I must be from another planet because I honestly feel that Baahubali is over-hyped. The film is crafted with passion (like Avatar) and the special effects are outstanding. The filmmaker is adventurous. But what I don’t understand is how do intelligent people miss patriarchal overtones in the film? If you want a different take on the film, I strongly suggest you to read this (click) article to understand the film from a feminist point of view. What’s interesting to me is that the so-called liberal and free-thinking critics who criticize Bollywood films for objectifying women don’t have any problem with this film. Deepanjana Pal of FirstPost and writers from Scroll, who are courageous and outspoken have rated this film highly and that seems like a bias (of course, I understand that no human being is completely unbiased and perfect).
As the person in the article wrote, Baahubali is masculinity porn.

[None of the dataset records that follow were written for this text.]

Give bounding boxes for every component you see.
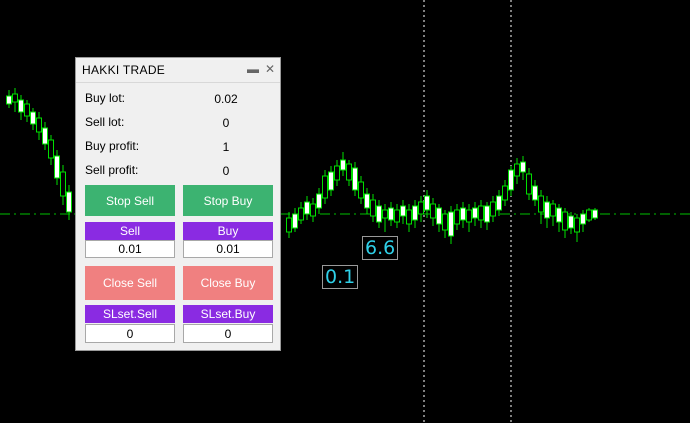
candle-body <box>424 195 430 211</box>
candle-body <box>538 195 544 213</box>
candle-body <box>496 195 502 211</box>
candle-body <box>526 173 532 195</box>
candle-body <box>376 205 382 223</box>
candle-body <box>394 209 400 223</box>
candle-body <box>586 209 592 221</box>
buy-profit-label: Buy profit: <box>85 139 140 153</box>
candle-body <box>298 207 304 221</box>
candle-body <box>514 163 520 177</box>
candle-body <box>42 127 48 145</box>
candle-body <box>286 217 292 233</box>
buy-button[interactable]: Buy <box>183 222 273 240</box>
candle-body <box>460 207 466 221</box>
candle-body <box>502 185 508 201</box>
candle-body <box>340 159 346 171</box>
candle-body <box>412 205 418 221</box>
candle-body <box>370 199 376 217</box>
candle-body <box>406 209 412 225</box>
candle-body <box>430 203 436 219</box>
candle-body <box>60 171 66 197</box>
candle-body <box>322 175 328 199</box>
candle-body <box>400 205 406 217</box>
candle-body <box>304 201 310 215</box>
candle-body <box>562 211 568 231</box>
candle-body <box>334 165 340 181</box>
candle-body <box>436 207 442 225</box>
candle-body <box>292 213 298 229</box>
sell-lot-input[interactable] <box>85 240 175 258</box>
candle-body <box>382 209 388 219</box>
buy-profit-value: 1 <box>222 140 230 154</box>
candle-body <box>472 207 478 219</box>
candle-body <box>346 163 352 181</box>
buy-lot-input[interactable] <box>183 240 273 258</box>
sell-button[interactable]: Sell <box>85 222 175 240</box>
candle-body <box>6 95 12 105</box>
close-buy-button[interactable]: Close Buy <box>183 266 273 300</box>
candle-body <box>328 171 334 191</box>
candle-body <box>478 205 484 221</box>
chart-label-lower: 0.1 <box>322 265 359 289</box>
slset-buy-input[interactable] <box>183 324 273 343</box>
candle-body <box>466 209 472 223</box>
candle-body <box>418 201 424 215</box>
candle-body <box>66 191 72 213</box>
candle-body <box>556 207 562 223</box>
candle-body <box>30 111 36 125</box>
sell-lot-value: 0 <box>222 116 230 130</box>
candle-body <box>18 99 24 113</box>
slset-sell-button[interactable]: SLset.Sell <box>85 305 175 323</box>
buy-lot-value: 0.02 <box>214 92 238 106</box>
candle-body <box>484 205 490 223</box>
candle-body <box>352 167 358 191</box>
candle-body <box>388 207 394 221</box>
close-sell-button[interactable]: Close Sell <box>85 266 175 300</box>
candle-body <box>48 139 54 159</box>
sell-profit-value: 0 <box>222 164 230 178</box>
candle-body <box>508 169 514 191</box>
candle-body <box>568 215 574 229</box>
panel-title: HAKKI TRADE <box>82 63 166 77</box>
candle-body <box>532 185 538 201</box>
candle-body <box>490 201 496 217</box>
panel-titlebar[interactable]: HAKKI TRADE ▬ ✕ <box>76 58 280 83</box>
candle-body <box>580 213 586 225</box>
candle-body <box>520 161 526 173</box>
sell-lot-label: Sell lot: <box>85 115 125 129</box>
stop-buy-button[interactable]: Stop Buy <box>183 185 273 216</box>
candle-body <box>316 193 322 209</box>
candle-body <box>592 209 598 219</box>
trade-panel: HAKKI TRADE ▬ ✕ Buy lot: 0.02 Sell lot: … <box>75 57 281 351</box>
candle-body <box>24 103 30 117</box>
candle-body <box>574 217 580 233</box>
stop-sell-button[interactable]: Stop Sell <box>85 185 175 216</box>
candle-body <box>454 209 460 225</box>
sell-profit-label: Sell profit: <box>85 163 139 177</box>
candle-body <box>12 93 18 103</box>
candle-body <box>544 201 550 219</box>
buy-lot-label: Buy lot: <box>85 91 126 105</box>
candle-body <box>358 181 364 199</box>
candle-body <box>54 155 60 179</box>
candle-body <box>36 117 42 133</box>
candle-body <box>442 213 448 231</box>
candle-body <box>448 211 454 237</box>
slset-buy-button[interactable]: SLset.Buy <box>183 305 273 323</box>
candle-body <box>364 193 370 209</box>
candle-body <box>550 203 556 217</box>
chart-label-upper: 6.6 <box>362 236 399 260</box>
close-icon[interactable]: ✕ <box>263 62 277 76</box>
candle-body <box>310 203 316 217</box>
minimize-icon[interactable]: ▬ <box>246 62 260 76</box>
slset-sell-input[interactable] <box>85 324 175 343</box>
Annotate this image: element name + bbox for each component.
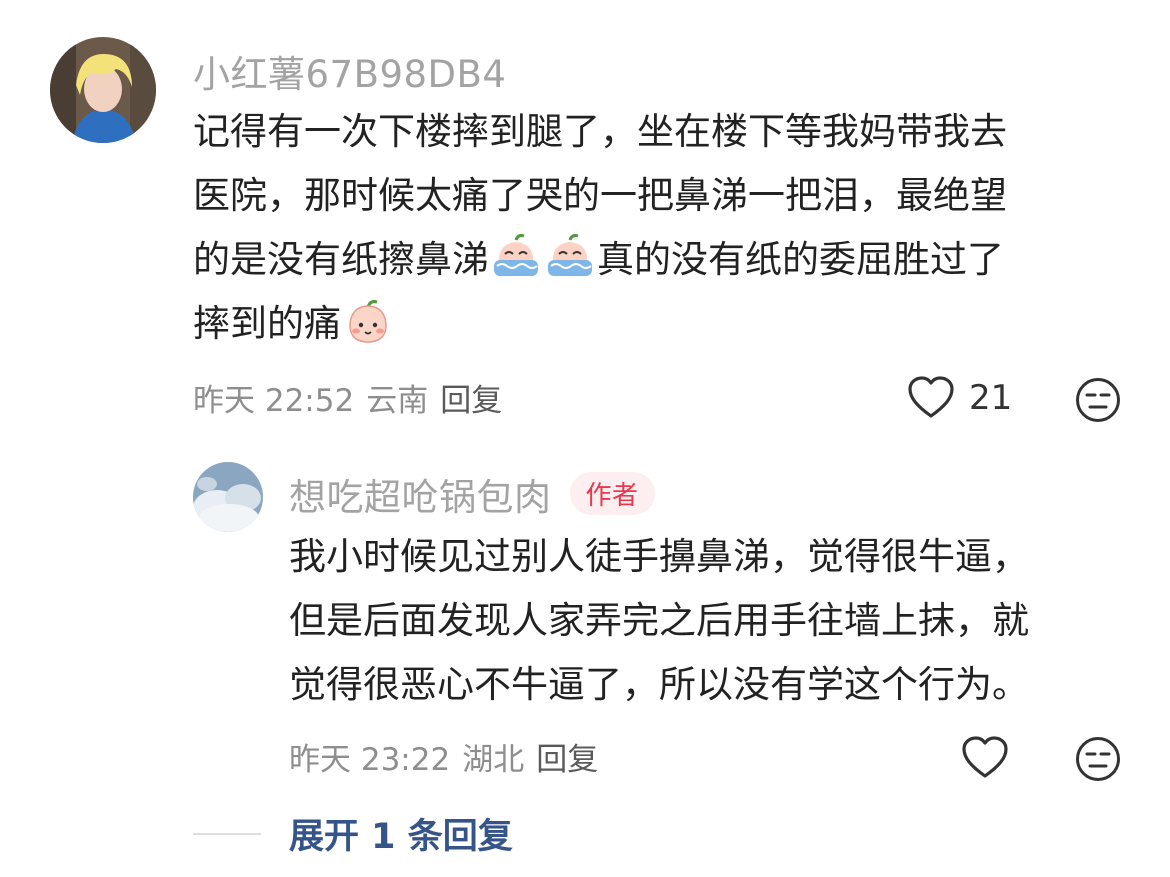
like-count: 21 <box>969 378 1013 418</box>
reply-author-username[interactable]: 想吃超呛锅包肉 作者 <box>289 467 655 521</box>
commenter-avatar[interactable] <box>50 37 156 143</box>
reply-meta: 昨天 23:22 湖北 回复 <box>289 734 610 779</box>
heart-icon <box>962 736 1008 778</box>
reply-author-name[interactable]: 想吃超呛锅包肉 <box>289 476 552 519</box>
reply-location: 湖北 <box>462 742 525 778</box>
expand-replies-row: 展开 1 条回复 <box>193 808 513 859</box>
reply-line: 我小时候见过别人徒手擤鼻涕，觉得很牛逼， <box>289 535 1029 578</box>
shy-peach-emoji <box>349 300 387 343</box>
reply-author-avatar[interactable] <box>193 462 263 532</box>
comment-line-text: 的是没有纸擦鼻涕 <box>193 238 489 281</box>
comment-meta: 昨天 22:52 云南 回复 <box>193 375 514 420</box>
expand-replies-button[interactable]: 展开 1 条回复 <box>289 808 513 859</box>
reply-reaction-button[interactable] <box>1075 736 1121 786</box>
reply-body: 我小时候见过别人徒手擤鼻涕，觉得很牛逼， 但是后面发现人家弄完之后用手往墙上抹，… <box>289 525 1029 717</box>
comment-body: 记得有一次下楼摔到腿了，坐在楼下等我妈带我去 医院，那时候太痛了哭的一把鼻涕一把… <box>193 100 1007 356</box>
comment-line-text: 摔到的痛 <box>193 302 341 345</box>
crying-peach-emoji <box>548 234 592 276</box>
comment-like-button[interactable]: 21 <box>907 376 1012 420</box>
comment-location: 云南 <box>366 383 429 419</box>
commenter-username[interactable]: 小红薯67B98DB4 <box>193 44 506 98</box>
comment-line: 记得有一次下楼摔到腿了，坐在楼下等我妈带我去 <box>193 110 1007 153</box>
crying-peach-emoji <box>494 234 538 276</box>
reply-time: 昨天 23:22 <box>289 742 451 778</box>
reply-reply-button[interactable]: 回复 <box>536 742 598 778</box>
heart-icon <box>908 376 954 418</box>
comment-reaction-button[interactable] <box>1075 377 1121 427</box>
comment-time: 昨天 22:52 <box>193 383 355 419</box>
reply-like-button[interactable] <box>961 736 1009 780</box>
comment-line-text: 真的没有纸的委屈胜过了 <box>597 238 1004 281</box>
expand-divider <box>193 832 261 835</box>
reply-line: 觉得很恶心不牛逼了，所以没有学这个行为。 <box>289 663 1029 706</box>
comment-line: 医院，那时候太痛了哭的一把鼻涕一把泪，最绝望 <box>193 174 1007 217</box>
comment-reply-button[interactable]: 回复 <box>440 383 502 419</box>
neutral-face-icon <box>1076 378 1120 422</box>
comment-line: 摔到的痛 <box>193 292 1007 356</box>
comment-line: 的是没有纸擦鼻涕 真的没有纸的委屈胜过了 <box>193 228 1007 292</box>
neutral-face-icon <box>1076 737 1120 781</box>
author-badge: 作者 <box>569 472 655 515</box>
reply-line: 但是后面发现人家弄完之后用手往墙上抹，就 <box>289 599 1029 642</box>
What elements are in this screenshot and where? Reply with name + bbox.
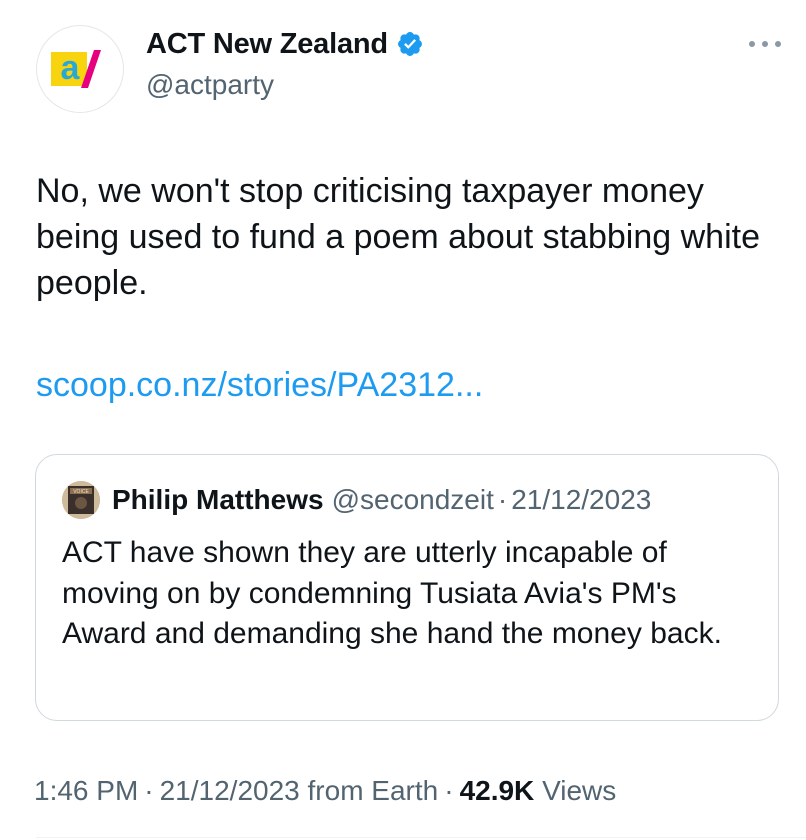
views-label: Views bbox=[542, 775, 617, 806]
quoted-date[interactable]: 21/12/2023 bbox=[511, 482, 651, 518]
quoted-display-name[interactable]: Philip Matthews bbox=[112, 482, 324, 518]
tweet-metadata: 1:46 PM · 21/12/2023 from Earth · 42.9K View… bbox=[34, 771, 616, 811]
tweet-link[interactable]: scoop.co.nz/stories/PA2312... bbox=[36, 362, 483, 408]
more-options-button[interactable] bbox=[748, 33, 782, 55]
author-display-name[interactable]: ACT New Zealand bbox=[146, 26, 388, 62]
tweet-date-source[interactable]: 21/12/2023 from Earth bbox=[160, 775, 439, 806]
author-avatar[interactable]: a bbox=[36, 25, 124, 113]
views-count: 42.9K bbox=[459, 775, 535, 806]
tweet-time[interactable]: 1:46 PM bbox=[34, 775, 138, 806]
meta-separator: · bbox=[144, 775, 154, 806]
avatar-label: VOICE bbox=[73, 489, 89, 495]
meta-separator: · bbox=[444, 775, 454, 806]
author-handle[interactable]: @actparty bbox=[146, 68, 274, 102]
logo-letter: a bbox=[61, 49, 81, 87]
quoted-separator: · bbox=[497, 484, 508, 515]
verified-badge-icon bbox=[396, 30, 424, 58]
tweet-text: No, we won't stop criticising taxpayer m… bbox=[36, 172, 760, 302]
quoted-tweet-text: ACT have shown they are utterly incapabl… bbox=[62, 536, 722, 650]
quoted-tweet[interactable]: VOICE Philip Matthews @secondzeit · 21/1… bbox=[35, 454, 779, 721]
act-logo-icon: a bbox=[51, 49, 101, 88]
more-horizontal-icon bbox=[749, 41, 781, 47]
book-cover-avatar-icon: VOICE bbox=[62, 481, 100, 519]
quoted-handle[interactable]: @secondzeit bbox=[332, 482, 494, 518]
quoted-author-avatar[interactable]: VOICE bbox=[62, 481, 100, 519]
divider bbox=[36, 837, 806, 838]
quoted-tweet-header: VOICE Philip Matthews @secondzeit · 21/1… bbox=[62, 481, 651, 519]
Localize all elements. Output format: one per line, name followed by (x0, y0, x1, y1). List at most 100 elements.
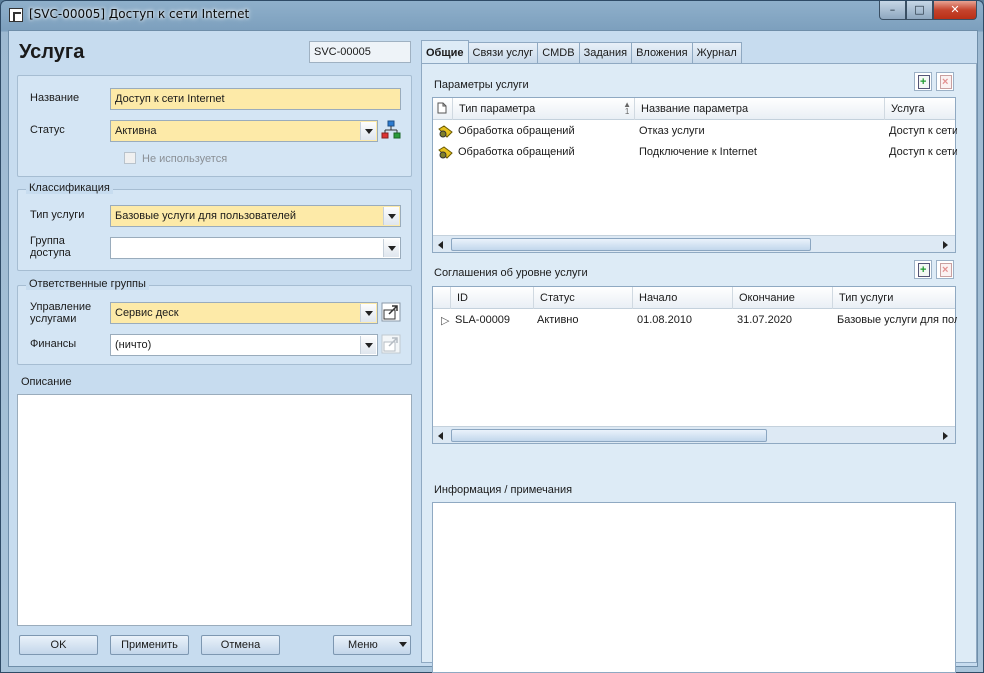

It is a universe where women play second fiddle to men. The director is clever: he tries to show that everything is happening because of women but actually, everything is happening FOR men..or rather, A MAN (BAAHUBALI, of course). I was initially fascinated with the character of Avantika, who happens to be a female warrior. But the director shows women ‘their’ place, eventually. In a critical scene, Baahubali says that the woman belongs to ‘him’ (i.e. she is his property) and that pretty much sums up the way women are treated in the film. Actually no: everybody kneels in front of Baahubali as he is equal to God. THAT sums up everything. Almost all the dialogues and almost all scenes (except some scenes that have breathtaking visuals) in the film look like CAPS LOCK ON: loud, over the top and ridiculous. Consider this: You are a female warrior with years of training. You have dedicated your life for a purpose. You realize that somebody is stalking you. After some investigation, you meet your stalker for the first time. You are asking him the reason why he is stalking you. You are trying to fight him like a warrior. And suddenly, this person disrobes you, gives you a makeover and you just fall in love with him (in like a minute)! From then on, you are not really a warrior anymore because obviously, if you continue to have a free mind and have your own purpose in life, you won’t be able to serve men: which is what women are supposed to do.
I have no problem with women who choose to give up their career to take care of children or play a second fiddle to men as long as it is THEIR choice. Every woman doesn’t have to be ambitious or career oriented. That’s another form of oppression. But this film doesn’t give adequate reasons for the female lead’s sudden change of mind.
Watching this film reminded me of the way human beings think about other species in nature. We think that every living being on this planet is inferior to us. Other species are just there to serve us. Even scriptures (okay, not ALL scriptures) are written for men (not women). Some scriptures even insult animals. We have abused our power so much that we will someday become powerless. Ironically, the ‘hero’ in this film ensures that even the powerless live. But all along, you feel as if his ‘fight’ for the powerless is just to make them dependent on him. A true leader is someone who creates more leaders. A narcissist creates more followers because he doesn’t want to give away his power. Is Baahubali a narcissist? Maybe yes, but you cannot just blame him or his director. The followers, who stroke the egos are equally responsible. Opening your mind to a possibility that you have power within you is scary because like Spiderman’s uncle says: with great power comes great responsibility. We want power. Who wants responsibility when you can earn 250 crores in a week?
P.S. By the way, am I the only one who found similarities between Baahubali and ‘The Shiva Trilogy’ by Amish? The lead character’s name is ‘Shiva’ and like Amish’s Shiva, the ‘outsider’ falls in love with a tough warrior? Rings any bells? Or am I thinking too much?